Oil extended losses to trade near an almost six-year low as OPEC’s warning that prices may surge without new investment in production failed to shift the market’s focus from more immediate signs of a global supply glut.
Futures fell as much as 0.6% in New York. A spike to $200 a barrel is possible without spending for the long term, according to OPEC Secretary-General Abdalla El-Badri.
US crude inventories probably rose to 402.1 million barrels last week, the most in records dating back to August 1982, a survey shows before a government report on Wednesday.
Oil slumped almost 50% last year amid the fastest pace of U.S. crude production in more than three decades while the Organization of Petroleum Exporting Countries resisted calls to reduce output.
Prices may drop to as low as $30 a barrel, Gary Cohn, the president of Goldman Sachs Group Inc., said in an interview.
“Supply is still the issue, we need to see that cut back,” David Lennox, a resource analyst at Fat Prophets in Sydney, said.
“The potential is still for the downside in the near term because of that need to see a reduction in current production. Demand doesn’t improve rapidly on the falling price, it does take a while to kick in.”
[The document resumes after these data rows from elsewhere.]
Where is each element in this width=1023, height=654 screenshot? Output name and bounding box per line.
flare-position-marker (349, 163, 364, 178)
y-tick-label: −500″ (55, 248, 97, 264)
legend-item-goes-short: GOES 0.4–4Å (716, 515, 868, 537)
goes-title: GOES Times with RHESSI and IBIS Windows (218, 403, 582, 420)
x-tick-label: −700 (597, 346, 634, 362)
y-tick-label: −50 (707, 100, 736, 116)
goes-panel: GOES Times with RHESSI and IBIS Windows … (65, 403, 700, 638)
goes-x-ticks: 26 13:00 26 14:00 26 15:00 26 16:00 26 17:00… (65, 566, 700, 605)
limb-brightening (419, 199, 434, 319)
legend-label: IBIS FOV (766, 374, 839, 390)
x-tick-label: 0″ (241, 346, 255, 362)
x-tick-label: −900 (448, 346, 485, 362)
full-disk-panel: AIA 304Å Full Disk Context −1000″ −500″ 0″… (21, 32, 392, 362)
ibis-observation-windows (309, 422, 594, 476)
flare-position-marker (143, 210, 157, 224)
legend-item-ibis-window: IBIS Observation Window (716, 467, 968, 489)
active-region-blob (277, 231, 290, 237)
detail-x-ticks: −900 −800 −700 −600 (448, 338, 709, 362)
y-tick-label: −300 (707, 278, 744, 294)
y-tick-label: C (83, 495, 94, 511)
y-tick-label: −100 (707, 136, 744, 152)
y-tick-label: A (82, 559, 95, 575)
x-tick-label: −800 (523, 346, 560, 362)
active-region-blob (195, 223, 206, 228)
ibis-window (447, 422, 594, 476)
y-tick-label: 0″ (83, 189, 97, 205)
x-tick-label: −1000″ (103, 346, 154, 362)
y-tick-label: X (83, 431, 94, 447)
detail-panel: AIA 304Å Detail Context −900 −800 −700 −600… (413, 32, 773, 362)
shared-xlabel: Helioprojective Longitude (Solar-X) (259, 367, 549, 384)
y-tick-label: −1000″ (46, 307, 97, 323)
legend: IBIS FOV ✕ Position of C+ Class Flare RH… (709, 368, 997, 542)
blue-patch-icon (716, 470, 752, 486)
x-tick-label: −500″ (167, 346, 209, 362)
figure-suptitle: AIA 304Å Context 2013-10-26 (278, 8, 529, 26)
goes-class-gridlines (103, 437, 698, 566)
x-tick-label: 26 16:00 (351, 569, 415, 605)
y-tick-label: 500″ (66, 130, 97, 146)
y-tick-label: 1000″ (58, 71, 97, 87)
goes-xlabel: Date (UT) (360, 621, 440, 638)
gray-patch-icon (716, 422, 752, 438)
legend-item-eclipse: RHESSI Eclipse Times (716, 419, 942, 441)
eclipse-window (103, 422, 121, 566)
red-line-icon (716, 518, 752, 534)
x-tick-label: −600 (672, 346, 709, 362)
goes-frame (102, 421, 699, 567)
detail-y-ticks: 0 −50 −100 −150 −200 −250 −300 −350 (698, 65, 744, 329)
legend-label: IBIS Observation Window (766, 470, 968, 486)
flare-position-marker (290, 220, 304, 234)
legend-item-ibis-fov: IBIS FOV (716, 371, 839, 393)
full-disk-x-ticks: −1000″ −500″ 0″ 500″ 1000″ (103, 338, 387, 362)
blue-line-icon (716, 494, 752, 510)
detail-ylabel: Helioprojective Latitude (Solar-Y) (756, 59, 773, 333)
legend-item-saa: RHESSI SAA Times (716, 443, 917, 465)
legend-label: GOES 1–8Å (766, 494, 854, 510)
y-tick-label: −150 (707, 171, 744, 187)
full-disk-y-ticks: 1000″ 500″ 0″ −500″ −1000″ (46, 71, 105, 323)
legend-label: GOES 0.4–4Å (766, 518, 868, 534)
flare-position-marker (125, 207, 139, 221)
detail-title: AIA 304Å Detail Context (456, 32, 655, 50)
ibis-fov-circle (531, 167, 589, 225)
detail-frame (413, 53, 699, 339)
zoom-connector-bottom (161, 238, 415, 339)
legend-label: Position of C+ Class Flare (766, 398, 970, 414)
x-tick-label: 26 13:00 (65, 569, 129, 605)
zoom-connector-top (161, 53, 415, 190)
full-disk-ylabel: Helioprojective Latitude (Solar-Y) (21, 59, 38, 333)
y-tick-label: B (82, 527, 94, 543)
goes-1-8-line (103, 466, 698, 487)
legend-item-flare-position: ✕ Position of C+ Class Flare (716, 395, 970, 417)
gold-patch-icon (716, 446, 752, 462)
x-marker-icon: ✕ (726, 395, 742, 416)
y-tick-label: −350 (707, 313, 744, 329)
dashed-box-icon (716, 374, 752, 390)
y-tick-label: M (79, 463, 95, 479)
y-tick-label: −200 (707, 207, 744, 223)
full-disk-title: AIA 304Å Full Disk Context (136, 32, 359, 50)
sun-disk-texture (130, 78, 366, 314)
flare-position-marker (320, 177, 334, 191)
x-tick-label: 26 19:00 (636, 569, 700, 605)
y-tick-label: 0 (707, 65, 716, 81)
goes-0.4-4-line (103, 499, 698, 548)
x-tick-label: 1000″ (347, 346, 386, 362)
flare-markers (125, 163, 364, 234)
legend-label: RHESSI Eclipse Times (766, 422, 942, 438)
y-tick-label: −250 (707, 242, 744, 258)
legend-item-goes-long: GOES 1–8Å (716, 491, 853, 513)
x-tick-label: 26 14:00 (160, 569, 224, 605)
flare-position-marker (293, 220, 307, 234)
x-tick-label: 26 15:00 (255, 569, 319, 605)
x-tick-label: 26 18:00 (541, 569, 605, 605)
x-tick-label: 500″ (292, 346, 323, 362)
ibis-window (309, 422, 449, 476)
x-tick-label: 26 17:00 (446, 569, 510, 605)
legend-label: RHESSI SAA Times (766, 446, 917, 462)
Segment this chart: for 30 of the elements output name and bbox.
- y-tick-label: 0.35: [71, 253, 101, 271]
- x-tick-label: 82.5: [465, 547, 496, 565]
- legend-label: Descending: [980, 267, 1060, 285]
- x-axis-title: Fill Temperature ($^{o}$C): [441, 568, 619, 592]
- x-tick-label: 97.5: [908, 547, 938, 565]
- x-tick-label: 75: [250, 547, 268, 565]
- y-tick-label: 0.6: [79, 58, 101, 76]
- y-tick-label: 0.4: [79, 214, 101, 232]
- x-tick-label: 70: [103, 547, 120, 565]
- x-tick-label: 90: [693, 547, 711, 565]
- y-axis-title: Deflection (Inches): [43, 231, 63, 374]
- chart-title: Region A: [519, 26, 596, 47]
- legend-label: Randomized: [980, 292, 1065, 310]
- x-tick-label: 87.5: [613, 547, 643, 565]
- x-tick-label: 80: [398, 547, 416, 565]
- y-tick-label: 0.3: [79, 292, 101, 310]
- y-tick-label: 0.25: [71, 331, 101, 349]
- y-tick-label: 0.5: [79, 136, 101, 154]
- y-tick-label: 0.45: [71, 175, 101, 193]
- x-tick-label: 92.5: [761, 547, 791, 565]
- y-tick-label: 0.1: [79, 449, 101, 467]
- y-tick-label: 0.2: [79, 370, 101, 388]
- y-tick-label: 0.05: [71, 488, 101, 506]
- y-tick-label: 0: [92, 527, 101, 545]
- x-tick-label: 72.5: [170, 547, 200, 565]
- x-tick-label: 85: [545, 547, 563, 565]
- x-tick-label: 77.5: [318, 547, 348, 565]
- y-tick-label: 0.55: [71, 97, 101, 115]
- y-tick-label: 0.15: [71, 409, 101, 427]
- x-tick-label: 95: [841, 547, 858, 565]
West Texas Intermediate for March delivery declined as much as 27 cents to $44.88 a barrel in electronic trading on the New York Mercantile Exchange and was at $44.93 at 2:34 p.m. Singapore time.
The contract lost 44 cents to $45.15 on Monday, the lowest close since March 2009. The volume of all futures traded was about 53% below the 100-day average.
Brent for March settlement slid as much as 29 cents, or 0.6 percent, to $47.87 a barrel on the London-based ICE Futures Europe exchange.
It decreased 63 cents to $48.16 on Monday. The European benchmark crude traded at a premium of $2.97 to WTI.
OPEC, which supplies about 40% of the world’s oil, is open to a meeting with non-member producers to tackle the global glut, El-Badri said in an interview in London on Monday, estimating the surplus at 1.5 million barrels a day.
He didn’t offer a timeframe for when oil could reach $200 a barrel and said the market will be brought back into balance by a reduction to supply, rather than an increase in demand.
US crude stockpiles probably climbed 4.25 million barrels in the week ended Jan. 23, according to the median estimate in the survey of eight analysts before a report from the Energy Information Administration.
The nation’s oil boom has been driven by a combination of horizontal drilling and hydraulic fracturing, which has unlocked shale formations from Texas to North Dakota.
Production averaged 9.19 million barrels a day through Jan. 9, the most in weekly records compiled since January 1983, data from the Energy Department’s statistical arm show.